Anche in questo caso gli studi in merito non mancano.

Crescione e mine anti-uomo

Negli anni 2000, gli scienziati danesi hanno sviluppato un crescione mutante in grado di segnalare la presenza di mine anti-uomo, modificando i geni responsabili della produzione del pigmento rosso, l’antocianina, che si attiva in presenza di biossido di azoto, rilasciato dalle mine esplose.

Utilizzare i semi di questa variante modificata di crescione su dei terreni potenzialmente minati potrebbe aiutare nello sminamento, visto che il pericolo verrà segnalato chiaramente con delle piante che cambieranno colore in pochi giorni, passando dal verde al rosso.

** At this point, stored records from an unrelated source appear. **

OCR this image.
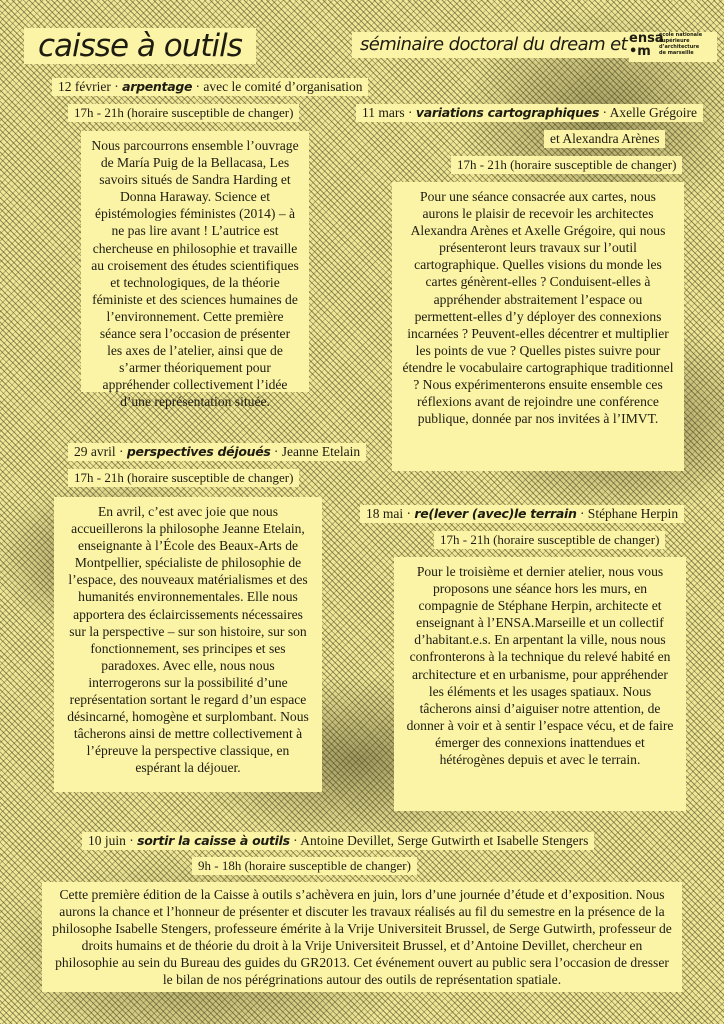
caisse à outils	séminaire doctoral du dream et ensa
•m
école nationale
supérieure
d’architecture
de marseille
12 février · arpentage · avec le comité d’organisation
17h - 21h (horaire susceptible de changer)
Nous parcourrons ensemble l’ouvrage de María Puig de la Bellacasa, Les savoirs situés de Sandra Harding et Donna Haraway. Science et épistémologies féministes (2014) – à ne pas lire avant ! L’autrice est chercheuse en philosophie et travaille au croisement des études scientifiques et technologiques, de la théorie féministe et des sciences humaines de l’environnement. Cette première séance sera l’occasion de présenter les axes de l’atelier, ainsi que de s’armer théoriquement pour appréhender collectivement l’idée d’une représentation située.
11 mars · variations cartographiques · Axelle Grégoire
et Alexandra Arènes
17h - 21h (horaire susceptible de changer)
Pour une séance consacrée aux cartes, nous aurons le plaisir de recevoir les architectes Alexandra Arènes et Axelle Grégoire, qui nous présenteront leurs travaux sur l’outil cartographique. Quelles visions du monde les cartes génèrent-elles ? Conduisent-elles à appréhender abstraitement l’espace ou permettent-elles d’y déployer des connexions incarnées ? Peuvent-elles décentrer et multiplier les points de vue ? Quelles pistes suivre pour étendre le vocabulaire cartographique traditionnel ? Nous expérimenterons ensuite ensemble ces réflexions avant de rejoindre une conférence publique, donnée par nos invitées à l’IMVT.
29 avril · perspectives déjoués · Jeanne Etelain
17h - 21h (horaire susceptible de changer)
En avril, c’est avec joie que nous accueillerons la philosophe Jeanne Etelain, enseignante à l’École des Beaux-Arts de Montpellier, spécialiste de philosophie de l’espace, des nouveaux matérialismes et des humanités environnementales. Elle nous apportera des éclaircissements nécessaires sur la perspective – sur son histoire, sur son fonctionnement, ses principes et ses paradoxes. Avec elle, nous nous interrogerons sur la possibilité d’une représentation sortant le regard d’un espace désincarné, homogène et surplombant. Nous tâcherons ainsi de mettre collectivement à l’épreuve la perspective classique, en espérant la déjouer.
18 mai · re(lever (avec)le terrain · Stéphane Herpin
17h - 21h (horaire susceptible de changer)
Pour le troisième et dernier atelier, nous vous proposons une séance hors les murs, en compagnie de Stéphane Herpin, architecte et enseignant à l’ENSA.Marseille et un collectif d’habitant.e.s. En arpentant la ville, nous nous confronterons à la technique du relevé habité en architecture et en urbanisme, pour appréhender les éléments et les usages spatiaux. Nous tâcherons ainsi d’aiguiser notre attention, de donner à voir et à sentir l’espace vécu, et de faire émerger des connexions inattendues et hétérogènes depuis et avec le terrain.
10 juin · sortir la caisse à outils · Antoine Devillet, Serge Gutwirth et Isabelle Stengers
9h - 18h (horaire susceptible de changer)
Cette première édition de la Caisse à outils s’achèvera en juin, lors d’une journée d’étude et d’exposition. Nous aurons la chance et l’honneur de présenter et discuter les travaux réalisés au fil du semestre en la présence de la philosophe Isabelle Stengers, professeure émérite à la Vrije Universiteit Brussel, de Serge Gutwirth, professeur de droits humains et de théorie du droit à la Vrije Universiteit Brussel, et d’Antoine Devillet, chercheur en philosophie au sein du Bureau des guides du GR2013. Cet événement ouvert au public sera l’occasion de dresser le bilan de nos pérégrinations autour des outils de représentation spatiale.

Il crescione nel mondo dell’arte

L’Arabidopsis thaliana ha ispirato anche l’arte. L’artista e biologa Špela Petrič ha esplorato l’ibridazione tra uomo e pianta, integrando ormoni steroidei estratti dalla propria urina in cellule di crescione. Questo progetto, intitolato “Ectogenesis”, ha portato alla creazione di piantine influenzate da elementi umani, unendo biologia e arte in un modo unico.